The Tree Augmentation Problem (TAP) is a fundamental network design problem in which we are given a tree and a set of additional edges, also called links. The task is to find a set of links, of minimum size, whose addition to the tree leads to a 2-edge-connected graph. A long line of results on TAP culminated in the previously best known approximation guarantee of 1.5 achieved by a combinatorial approach due to Kortsarz and Nutov [ACM Transactions on Algorithms 2016], and also by an SDP-based approach by Cheriyan and Gao [Algorithmica 2017]. Moreover, an elegant LP-based (1.5+є)-approximation has also been found very recently by Fiorini, Groß, K'onemann, and Sanitá [SODA 2018]. In this paper, we show that an approximation factor below 1.5 can be achieved, by presenting a 1.458-approximation that is based on several new techniques. By extending prior results of Adjiashvili [SODA 2017], we first present a black-box reduction to a very structured type of instance, which played a crucial role in recent development on the problem, and which we call k-wide.

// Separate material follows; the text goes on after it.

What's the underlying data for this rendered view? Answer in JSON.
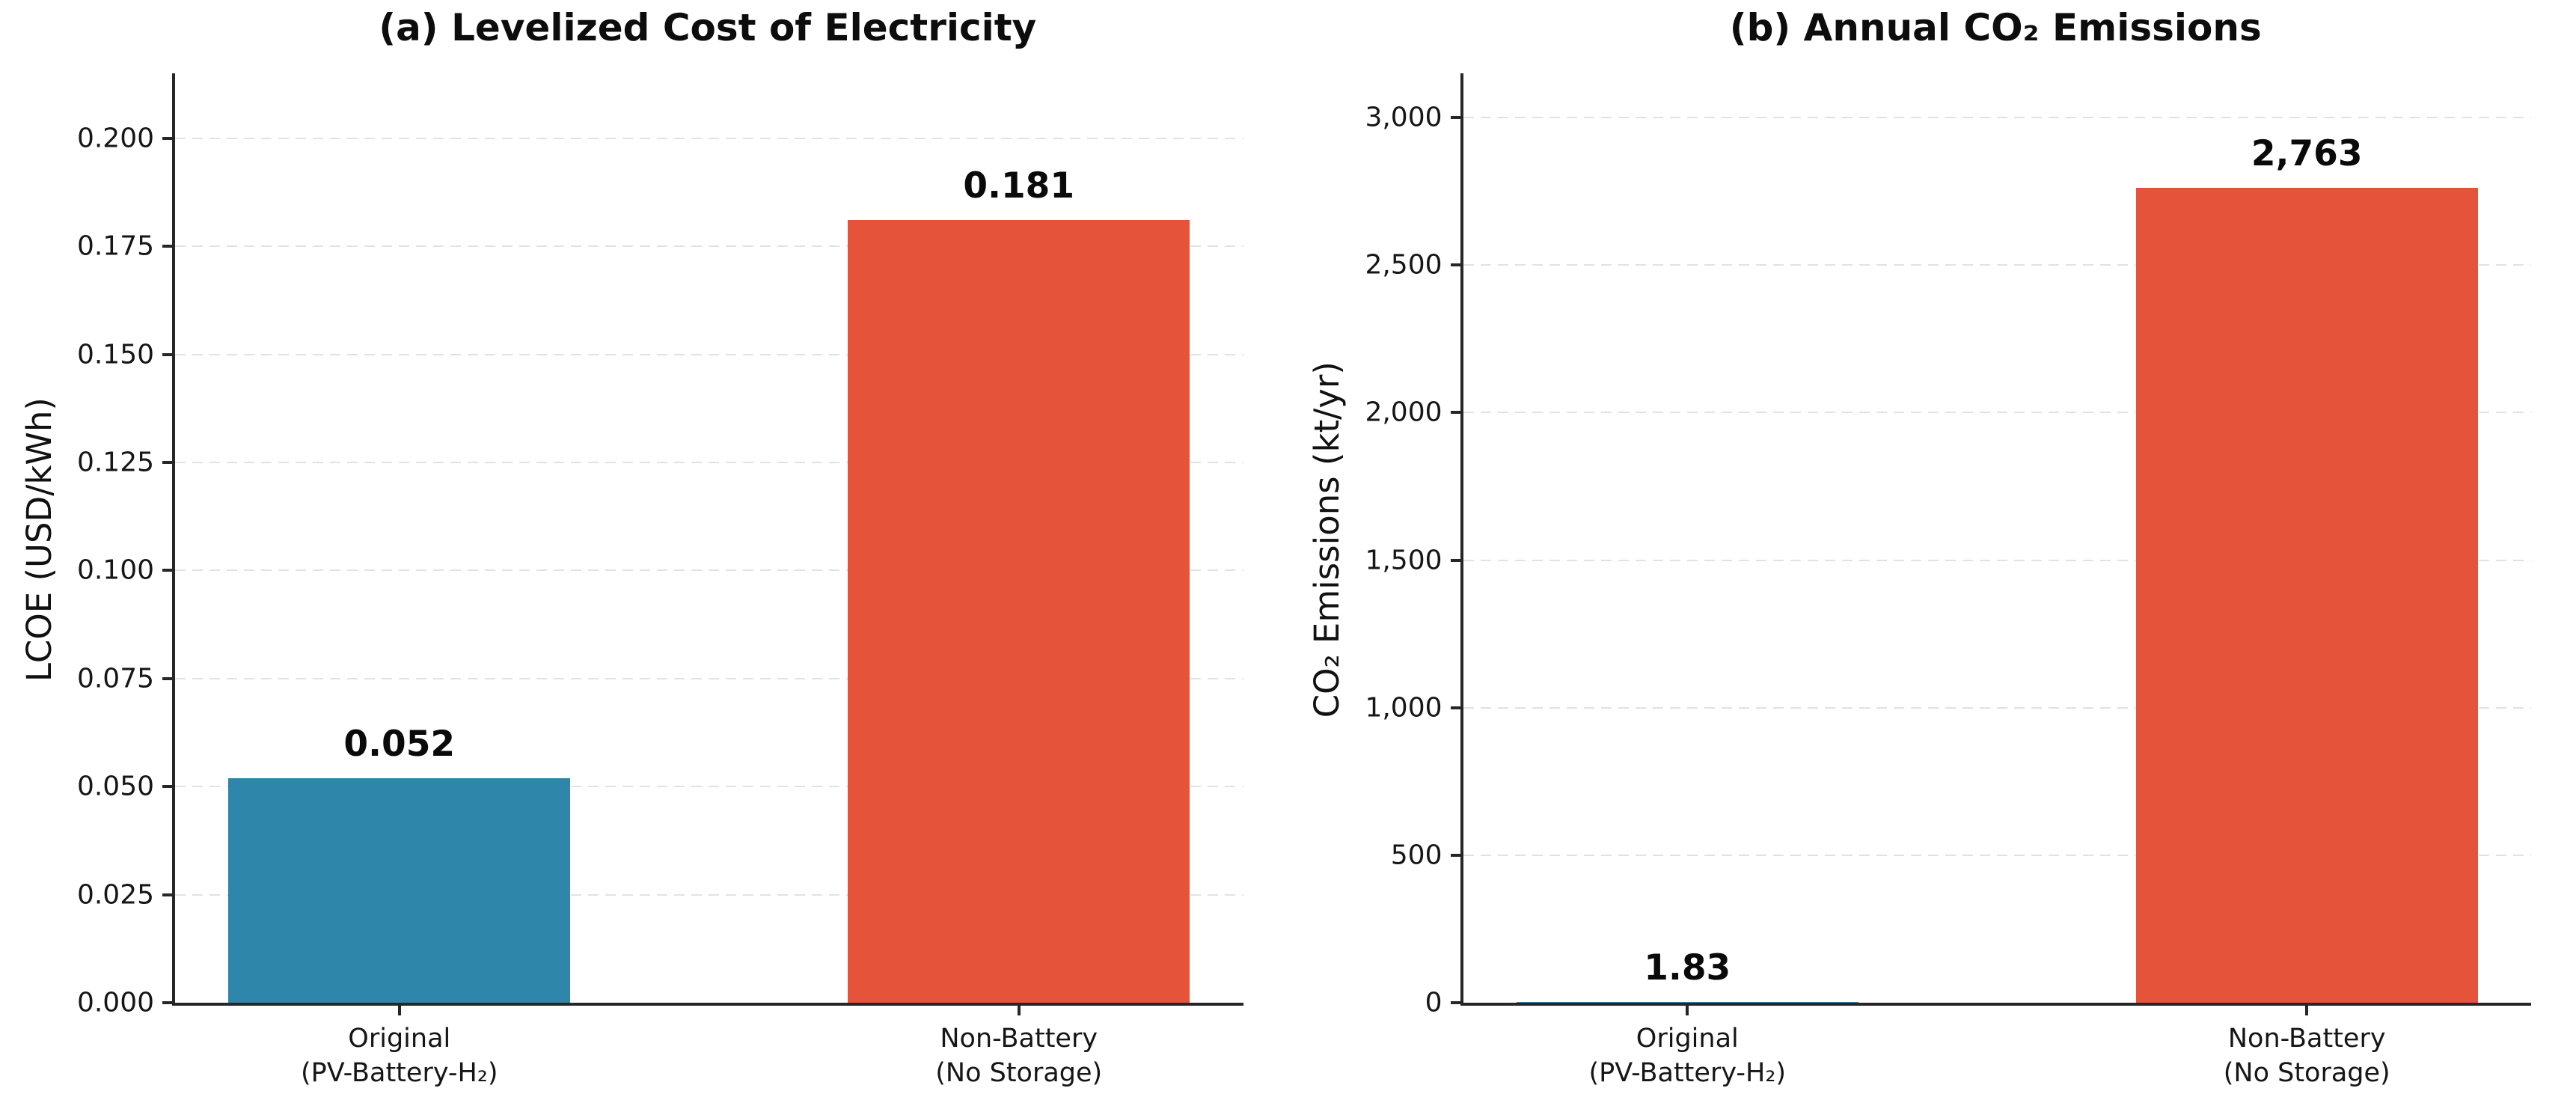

Our main contribution is a new approximation algorithm for O(1)-wide tree instances with approximation guarantee strictly below 1.458, based on one of their fundamental properties: wide trees naturally decompose into smaller subtrees with a constant number of leaves. Previous approaches in similar settings rounded each subtree independently and simply combined the obtained solutions. We show that additionally, when starting with a well-chosen LP, the combined solution can be improved through a new “rewiring” technique, showing that one can replace some pairs of used links by a single link. We can rephrase the rewiring problem as a stochastic version of a matching problem, which may be of independent interest. By showing that large matchings can be obtained in this problem, we obtain that a significant number of rewirings are possible, thus leading to an approximation factor below 1.5.